Bagi Rudi yang pernah menjadi Wakil Menteri ESDM, dia menjelaskan kalau mau kembangkan Natuna D Alpha harus punya modal kuat.
“Kalau gasnya mau dikembangkan,itu nanti dari hasil kajian baru akan ada kesimpulan ekonomis atau tidak,” ungkap Rudi menutup pembicaraan singkat via WhatsApp.
Lapangan Gas Natuna D Alpha atau Natuna Timur memiliki kandungan gas yang sangat besar, 222 Tcf initial gas-in-place (IGIP) yang membuatnya menjadi undeveloped gas field terbesar di Asia Tenggara. Namun, kandungan gas yang besar tersebut datang dengan tantangan yang juga besar, dimana kandungan CO2-nya sangat tinggi.

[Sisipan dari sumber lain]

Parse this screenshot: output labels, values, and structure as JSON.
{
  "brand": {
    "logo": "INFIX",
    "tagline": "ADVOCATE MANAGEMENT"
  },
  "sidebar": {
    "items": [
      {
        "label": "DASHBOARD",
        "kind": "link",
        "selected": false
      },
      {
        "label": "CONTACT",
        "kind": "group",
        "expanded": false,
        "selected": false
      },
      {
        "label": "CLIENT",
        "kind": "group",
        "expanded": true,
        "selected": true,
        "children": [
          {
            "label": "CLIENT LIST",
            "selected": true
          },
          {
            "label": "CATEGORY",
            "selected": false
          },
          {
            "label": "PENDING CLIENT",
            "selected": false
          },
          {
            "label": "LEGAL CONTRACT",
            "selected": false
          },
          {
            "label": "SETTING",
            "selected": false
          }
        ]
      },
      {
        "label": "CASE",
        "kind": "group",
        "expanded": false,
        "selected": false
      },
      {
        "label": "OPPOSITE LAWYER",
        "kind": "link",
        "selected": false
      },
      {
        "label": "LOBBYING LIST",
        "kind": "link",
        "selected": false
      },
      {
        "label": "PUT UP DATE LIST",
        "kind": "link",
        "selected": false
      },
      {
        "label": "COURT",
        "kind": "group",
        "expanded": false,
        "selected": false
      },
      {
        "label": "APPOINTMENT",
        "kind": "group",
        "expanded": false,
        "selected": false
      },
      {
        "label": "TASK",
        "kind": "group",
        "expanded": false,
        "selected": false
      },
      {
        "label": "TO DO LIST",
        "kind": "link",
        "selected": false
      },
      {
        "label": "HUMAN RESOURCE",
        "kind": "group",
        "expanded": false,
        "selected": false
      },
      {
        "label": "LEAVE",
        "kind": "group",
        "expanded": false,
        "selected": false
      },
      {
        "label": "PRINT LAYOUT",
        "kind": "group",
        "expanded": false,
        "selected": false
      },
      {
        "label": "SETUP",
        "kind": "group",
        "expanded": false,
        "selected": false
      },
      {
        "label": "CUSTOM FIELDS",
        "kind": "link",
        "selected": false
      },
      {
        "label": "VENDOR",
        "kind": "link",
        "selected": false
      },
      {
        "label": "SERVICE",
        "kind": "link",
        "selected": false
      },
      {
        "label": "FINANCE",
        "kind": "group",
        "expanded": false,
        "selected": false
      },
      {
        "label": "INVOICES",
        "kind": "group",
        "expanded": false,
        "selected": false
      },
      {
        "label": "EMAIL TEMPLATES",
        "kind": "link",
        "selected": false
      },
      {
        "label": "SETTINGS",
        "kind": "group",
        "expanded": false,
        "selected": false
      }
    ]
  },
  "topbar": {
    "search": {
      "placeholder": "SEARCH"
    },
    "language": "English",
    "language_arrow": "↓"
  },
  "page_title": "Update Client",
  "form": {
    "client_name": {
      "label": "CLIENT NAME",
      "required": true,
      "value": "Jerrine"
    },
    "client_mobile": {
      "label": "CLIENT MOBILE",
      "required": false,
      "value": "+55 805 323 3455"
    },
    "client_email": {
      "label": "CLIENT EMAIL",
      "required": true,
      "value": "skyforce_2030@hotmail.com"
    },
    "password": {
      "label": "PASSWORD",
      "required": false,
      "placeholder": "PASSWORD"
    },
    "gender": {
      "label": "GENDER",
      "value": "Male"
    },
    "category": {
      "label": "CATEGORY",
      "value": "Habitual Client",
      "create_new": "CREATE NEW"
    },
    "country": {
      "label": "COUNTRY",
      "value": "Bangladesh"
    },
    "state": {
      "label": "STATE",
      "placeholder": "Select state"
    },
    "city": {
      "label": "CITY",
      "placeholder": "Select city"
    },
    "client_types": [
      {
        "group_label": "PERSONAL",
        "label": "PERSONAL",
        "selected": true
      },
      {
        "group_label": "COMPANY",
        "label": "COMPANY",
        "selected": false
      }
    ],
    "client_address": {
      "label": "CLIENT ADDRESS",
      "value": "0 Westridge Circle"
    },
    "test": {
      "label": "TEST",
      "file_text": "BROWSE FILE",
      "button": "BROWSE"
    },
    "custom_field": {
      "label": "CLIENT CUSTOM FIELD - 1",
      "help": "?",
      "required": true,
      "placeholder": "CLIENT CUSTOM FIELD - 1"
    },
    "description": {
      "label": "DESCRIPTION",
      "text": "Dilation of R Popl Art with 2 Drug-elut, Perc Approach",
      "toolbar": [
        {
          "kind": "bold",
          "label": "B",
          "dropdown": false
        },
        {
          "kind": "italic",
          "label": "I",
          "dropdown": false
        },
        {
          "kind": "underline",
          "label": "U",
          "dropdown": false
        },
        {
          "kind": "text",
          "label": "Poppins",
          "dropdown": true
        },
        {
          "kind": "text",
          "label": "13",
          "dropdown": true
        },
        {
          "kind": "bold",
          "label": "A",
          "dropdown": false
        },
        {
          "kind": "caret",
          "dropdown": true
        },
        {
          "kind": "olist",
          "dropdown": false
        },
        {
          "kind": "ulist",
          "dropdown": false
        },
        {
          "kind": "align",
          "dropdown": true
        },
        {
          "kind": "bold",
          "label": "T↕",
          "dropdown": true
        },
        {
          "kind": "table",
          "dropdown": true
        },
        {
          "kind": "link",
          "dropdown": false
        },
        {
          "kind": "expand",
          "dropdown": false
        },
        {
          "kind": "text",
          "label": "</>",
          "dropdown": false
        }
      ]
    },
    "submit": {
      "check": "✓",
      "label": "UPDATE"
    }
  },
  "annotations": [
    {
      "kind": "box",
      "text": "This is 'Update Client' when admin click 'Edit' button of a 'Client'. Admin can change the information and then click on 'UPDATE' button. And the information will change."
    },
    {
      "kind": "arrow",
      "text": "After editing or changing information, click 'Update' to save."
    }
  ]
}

Dengan kondisi tersebut, Blok Migas Natuna Timur diperkirakan memiliki sumberdaya kontingen sebesar 46 Tcf, atau hampir sama dengan total cadangan gas Indonesia (55 Tcf 2P di awal 2020).
Selain kandungan CO2 yang tinggi, tantangan lain dari pengembangan Lapangan Gas Natuna Timur adalah lokasinya yang terpencil; dengan jarak mencapai 225 km dan jarak ke Pulau Sumatera mencapai 1000 km.